I’ve tried to find some information, but I couldn’t find any actual example. I am trying to evaluate a BDT output within RDF (it could be BDT or anything). I’ve already made the training and I have the xml files. I have used TMVA, if this is important to mention.

Nevertheless, how can I evaluate the BDT output? It’s not clear to me how this could be done.

Thanks, Guillelmo

eguiraud · March 17, 2022, 4:28pm

Hi @ceballos ,
basically you need a function or functor object that takes the column values as input and returns the classification output, let’s call it EvalBDT. Then you can use it as:

auto df_with_bdt_weight = df.Define("weight", EvalBDT, {"x", "y", "z"})

assuming x, y and z are your inference inputs.
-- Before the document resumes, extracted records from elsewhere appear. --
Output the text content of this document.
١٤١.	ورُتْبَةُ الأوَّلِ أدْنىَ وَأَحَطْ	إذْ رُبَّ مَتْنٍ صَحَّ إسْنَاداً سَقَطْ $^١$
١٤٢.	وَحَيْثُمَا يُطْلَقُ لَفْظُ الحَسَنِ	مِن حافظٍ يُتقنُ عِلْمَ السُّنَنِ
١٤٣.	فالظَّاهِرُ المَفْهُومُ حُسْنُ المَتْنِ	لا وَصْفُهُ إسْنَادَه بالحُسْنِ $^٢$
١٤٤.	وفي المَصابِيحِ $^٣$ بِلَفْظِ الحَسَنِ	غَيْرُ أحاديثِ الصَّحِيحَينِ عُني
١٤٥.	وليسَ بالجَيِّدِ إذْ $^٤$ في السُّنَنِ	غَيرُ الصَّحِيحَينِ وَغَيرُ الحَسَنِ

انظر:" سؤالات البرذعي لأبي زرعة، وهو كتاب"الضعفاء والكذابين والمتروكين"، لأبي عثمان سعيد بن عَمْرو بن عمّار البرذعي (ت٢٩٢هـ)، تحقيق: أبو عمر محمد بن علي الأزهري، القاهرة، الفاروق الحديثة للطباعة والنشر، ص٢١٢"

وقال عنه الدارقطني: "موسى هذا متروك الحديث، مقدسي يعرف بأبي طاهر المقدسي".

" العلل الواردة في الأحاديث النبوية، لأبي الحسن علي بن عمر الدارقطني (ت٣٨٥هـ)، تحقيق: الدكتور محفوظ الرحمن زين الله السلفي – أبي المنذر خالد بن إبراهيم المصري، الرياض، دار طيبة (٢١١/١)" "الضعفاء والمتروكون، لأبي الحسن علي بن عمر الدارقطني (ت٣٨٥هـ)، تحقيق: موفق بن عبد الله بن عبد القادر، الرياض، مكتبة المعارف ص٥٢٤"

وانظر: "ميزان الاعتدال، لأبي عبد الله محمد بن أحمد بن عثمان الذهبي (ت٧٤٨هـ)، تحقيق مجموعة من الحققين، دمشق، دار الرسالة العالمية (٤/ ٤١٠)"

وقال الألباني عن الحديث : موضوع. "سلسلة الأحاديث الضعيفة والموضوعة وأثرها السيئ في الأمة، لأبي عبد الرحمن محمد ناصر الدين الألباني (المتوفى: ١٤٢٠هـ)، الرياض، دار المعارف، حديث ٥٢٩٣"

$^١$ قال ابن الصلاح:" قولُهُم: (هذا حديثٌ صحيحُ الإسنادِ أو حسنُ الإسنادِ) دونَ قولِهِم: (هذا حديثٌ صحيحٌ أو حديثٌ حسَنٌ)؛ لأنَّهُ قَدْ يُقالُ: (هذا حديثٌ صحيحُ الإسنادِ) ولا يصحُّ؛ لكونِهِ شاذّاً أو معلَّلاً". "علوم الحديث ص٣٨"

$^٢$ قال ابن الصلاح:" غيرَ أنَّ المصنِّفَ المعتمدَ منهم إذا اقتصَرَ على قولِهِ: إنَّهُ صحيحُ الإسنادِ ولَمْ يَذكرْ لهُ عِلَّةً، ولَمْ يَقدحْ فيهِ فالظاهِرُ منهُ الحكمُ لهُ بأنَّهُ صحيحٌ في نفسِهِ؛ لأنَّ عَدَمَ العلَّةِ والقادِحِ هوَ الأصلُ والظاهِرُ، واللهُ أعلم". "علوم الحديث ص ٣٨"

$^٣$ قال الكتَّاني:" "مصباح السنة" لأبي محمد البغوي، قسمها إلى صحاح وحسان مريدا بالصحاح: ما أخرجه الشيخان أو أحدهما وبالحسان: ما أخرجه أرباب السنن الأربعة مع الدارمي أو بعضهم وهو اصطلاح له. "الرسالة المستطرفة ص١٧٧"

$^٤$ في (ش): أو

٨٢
TMVA has experimental interfaces to create such a functor object, probably @moneta can provide an example.

Cheers,
Enrico

moneta · March 17, 2022, 4:48pm

Hi,
yes we have the tutorial tmva003_RReader.C that is an example on how to evaluate a BDT using the nw TMVA RReader class and RDataFrame.

Cheers

Lorenzo

ceballos · March 18, 2022, 11:02am

Hi Enrico, Lorenzo,

thanks a lot for the pointers, it worked! I am using pyroot, it would probably good to have the examples, both in C++ and python, if possible. For the record, let me write below what I did, following the example suggested by Lorenzo (*)

Thanks again, Guillelmo

(*)

This is different w.r.t. C++ version

ROOT.gInterpreter.ProcessLine('''
TMVA::Experimental::RReader model("bdt_BDTG_vbfinc_v0.weights.xml");
computeModel = TMVA::Experimental::Compute<13, float>(model);
''')

This is just to make sure which variables we are using

variables = ROOT.model.GetVariableNames()
print(variables)

This is the actual application

.Define(“bdt_vbfinc”, ROOT.computeModel, ROOT.model.GetVariableNames())

setesami · April 4, 2024, 7:32pm

Hello Enrico,

I have the same issue for evaluating the MVA weight within Root dataframe. My input variables are stored as vector instead of being float. In the normal root I can pass each element of vector as float within the event loop to evaluate the MVA weight but here as we dont have visible loop over events. Is there any example for that?

Thanks
Mohsen